Coverage for dependents mirrors the student’s policy, including the same waiting periods. A dependent’s pre-existing condition is assessed individually. If a partner joins the policy later, the 12-month PEC waiting period applies from the date the partner is added, not from the original policy start date. Pregnancy and childbirth services for a dependent partner are subject to the same 12-month waiting period. Children born in Australia are covered from birth, provided they are added to the policy within 30 days. Failure to add a newborn within this window results in a new 12-month waiting period for any PECs.

FAQ

Q1: Can I claim OSHC benefits for a GP visit before my waiting period ends?

No. If the GP visit is for a condition deemed pre-existing, the 12-month waiting period applies, and no benefit is payable. However, if the condition is a new illness or injury that occurred after the policy start date, benefits are payable immediately. The insurer’s medical adviser makes the PEC determination based on your medical history. A standard GP consultation is covered up to the MBS fee of $41.40, with any excess charged by the doctor being your out-of-pocket cost.

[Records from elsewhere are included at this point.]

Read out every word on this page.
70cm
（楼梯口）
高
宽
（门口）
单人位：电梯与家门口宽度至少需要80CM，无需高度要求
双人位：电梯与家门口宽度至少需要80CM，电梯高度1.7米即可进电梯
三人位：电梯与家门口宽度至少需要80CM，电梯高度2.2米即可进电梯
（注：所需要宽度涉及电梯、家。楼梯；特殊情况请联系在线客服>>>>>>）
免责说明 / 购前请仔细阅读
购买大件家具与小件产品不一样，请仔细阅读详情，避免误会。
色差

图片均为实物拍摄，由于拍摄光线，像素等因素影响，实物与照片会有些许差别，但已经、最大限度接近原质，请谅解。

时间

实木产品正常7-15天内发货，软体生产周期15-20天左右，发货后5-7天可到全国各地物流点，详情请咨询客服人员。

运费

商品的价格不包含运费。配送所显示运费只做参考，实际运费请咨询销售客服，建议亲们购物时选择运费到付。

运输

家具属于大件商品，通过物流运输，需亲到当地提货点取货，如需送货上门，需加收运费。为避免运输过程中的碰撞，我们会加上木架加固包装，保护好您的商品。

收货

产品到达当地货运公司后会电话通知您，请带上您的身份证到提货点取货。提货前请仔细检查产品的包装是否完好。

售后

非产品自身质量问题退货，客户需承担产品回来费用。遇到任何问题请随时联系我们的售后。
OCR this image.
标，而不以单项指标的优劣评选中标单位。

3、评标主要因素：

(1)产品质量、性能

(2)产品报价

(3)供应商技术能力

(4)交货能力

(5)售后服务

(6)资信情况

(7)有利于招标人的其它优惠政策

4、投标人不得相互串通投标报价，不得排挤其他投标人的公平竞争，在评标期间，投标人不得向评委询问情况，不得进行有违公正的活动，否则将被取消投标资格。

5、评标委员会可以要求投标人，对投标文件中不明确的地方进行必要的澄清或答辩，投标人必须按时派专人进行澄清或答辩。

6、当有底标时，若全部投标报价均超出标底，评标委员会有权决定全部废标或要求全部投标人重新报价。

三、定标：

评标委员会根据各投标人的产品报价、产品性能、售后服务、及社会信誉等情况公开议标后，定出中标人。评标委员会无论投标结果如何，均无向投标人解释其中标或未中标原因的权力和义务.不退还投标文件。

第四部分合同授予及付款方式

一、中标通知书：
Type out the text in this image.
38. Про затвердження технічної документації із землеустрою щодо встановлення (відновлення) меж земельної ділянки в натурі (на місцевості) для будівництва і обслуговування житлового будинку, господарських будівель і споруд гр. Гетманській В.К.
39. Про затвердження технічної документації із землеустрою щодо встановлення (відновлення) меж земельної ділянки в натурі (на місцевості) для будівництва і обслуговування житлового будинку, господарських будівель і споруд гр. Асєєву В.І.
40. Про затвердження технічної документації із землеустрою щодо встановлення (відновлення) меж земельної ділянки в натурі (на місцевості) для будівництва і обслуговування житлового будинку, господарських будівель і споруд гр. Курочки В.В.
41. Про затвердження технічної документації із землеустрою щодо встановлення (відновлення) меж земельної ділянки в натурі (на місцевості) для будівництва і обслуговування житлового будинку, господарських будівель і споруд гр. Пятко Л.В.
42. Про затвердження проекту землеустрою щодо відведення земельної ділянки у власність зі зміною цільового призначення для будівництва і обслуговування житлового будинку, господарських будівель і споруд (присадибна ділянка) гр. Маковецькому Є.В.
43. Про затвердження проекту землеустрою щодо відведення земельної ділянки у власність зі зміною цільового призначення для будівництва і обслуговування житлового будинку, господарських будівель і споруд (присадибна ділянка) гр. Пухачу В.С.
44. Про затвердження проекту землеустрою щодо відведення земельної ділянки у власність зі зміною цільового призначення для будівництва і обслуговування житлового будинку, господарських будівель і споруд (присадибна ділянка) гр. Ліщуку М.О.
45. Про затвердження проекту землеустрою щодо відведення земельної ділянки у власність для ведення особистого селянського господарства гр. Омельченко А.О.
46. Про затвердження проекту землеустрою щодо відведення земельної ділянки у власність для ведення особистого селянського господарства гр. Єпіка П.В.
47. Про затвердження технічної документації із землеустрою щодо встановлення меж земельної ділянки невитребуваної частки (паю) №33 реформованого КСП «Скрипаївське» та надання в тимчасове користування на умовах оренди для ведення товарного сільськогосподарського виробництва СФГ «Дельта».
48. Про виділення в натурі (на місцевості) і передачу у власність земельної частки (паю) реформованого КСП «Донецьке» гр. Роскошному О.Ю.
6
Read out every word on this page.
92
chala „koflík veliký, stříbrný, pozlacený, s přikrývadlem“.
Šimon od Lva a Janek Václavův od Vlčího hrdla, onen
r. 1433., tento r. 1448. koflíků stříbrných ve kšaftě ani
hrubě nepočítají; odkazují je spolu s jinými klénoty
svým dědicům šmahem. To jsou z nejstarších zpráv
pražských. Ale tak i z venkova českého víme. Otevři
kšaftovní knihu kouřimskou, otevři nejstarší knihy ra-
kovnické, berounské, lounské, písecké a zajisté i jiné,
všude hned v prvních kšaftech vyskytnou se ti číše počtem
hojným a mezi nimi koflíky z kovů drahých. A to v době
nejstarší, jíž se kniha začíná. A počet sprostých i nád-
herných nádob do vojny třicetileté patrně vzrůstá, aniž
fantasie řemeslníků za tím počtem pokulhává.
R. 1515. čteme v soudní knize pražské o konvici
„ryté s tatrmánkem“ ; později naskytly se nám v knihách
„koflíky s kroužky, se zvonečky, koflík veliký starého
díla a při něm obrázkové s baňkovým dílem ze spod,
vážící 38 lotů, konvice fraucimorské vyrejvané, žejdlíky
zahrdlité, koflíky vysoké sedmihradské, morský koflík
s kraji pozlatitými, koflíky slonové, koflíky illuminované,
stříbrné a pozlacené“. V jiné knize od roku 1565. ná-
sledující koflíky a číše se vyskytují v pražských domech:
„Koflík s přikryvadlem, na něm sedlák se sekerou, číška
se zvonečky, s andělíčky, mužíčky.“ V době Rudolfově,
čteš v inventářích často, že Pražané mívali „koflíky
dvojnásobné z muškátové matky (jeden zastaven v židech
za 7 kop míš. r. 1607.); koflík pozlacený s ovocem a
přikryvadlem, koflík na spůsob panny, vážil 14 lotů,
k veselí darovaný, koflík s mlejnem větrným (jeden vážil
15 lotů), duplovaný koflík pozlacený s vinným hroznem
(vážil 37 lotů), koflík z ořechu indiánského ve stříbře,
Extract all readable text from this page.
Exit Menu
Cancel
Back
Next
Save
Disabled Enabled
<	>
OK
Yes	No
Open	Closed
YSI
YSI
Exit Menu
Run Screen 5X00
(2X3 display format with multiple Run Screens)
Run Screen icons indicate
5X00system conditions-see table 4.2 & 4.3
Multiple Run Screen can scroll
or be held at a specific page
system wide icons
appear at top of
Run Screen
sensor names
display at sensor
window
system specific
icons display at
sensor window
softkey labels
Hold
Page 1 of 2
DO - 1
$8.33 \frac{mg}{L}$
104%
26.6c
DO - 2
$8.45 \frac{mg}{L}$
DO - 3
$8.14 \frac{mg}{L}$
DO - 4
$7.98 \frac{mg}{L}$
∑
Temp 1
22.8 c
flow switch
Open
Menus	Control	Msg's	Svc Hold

Q2: Does OSHC cover COVID-19 treatment and vaccinations?

Yes. COVID-19 is treated as any other medical condition under OSHC. Inpatient hospital treatment for COVID-19 is covered in full at public hospitals and up to the default rate at private hospitals. GP consultations and pathology tests related to COVID-19 are covered up to the MBS fee. COVID-19 vaccinations are covered if administered by a GP during a covered consultation; however, vaccinations at pharmacies are not covered unless the pharmacy is part of the insurer’s direct-billing network.

Q3: How long does an OSHC insurer have to process a claim?

The PHI Ombudsman’s 2025 report states that the average claim processing time across all OSHC insurers is 5 to 10 business days for electronically lodged claims with complete documentation. Paper claims average 14 to 21 days. If an insurer requests additional medical information to assess a PEC, the process can extend to 30 days. Under the Private Health Insurance (Prudential Supervision) Act 2015, insurers must provide a written reason for any claim denial within 14 days of the decision.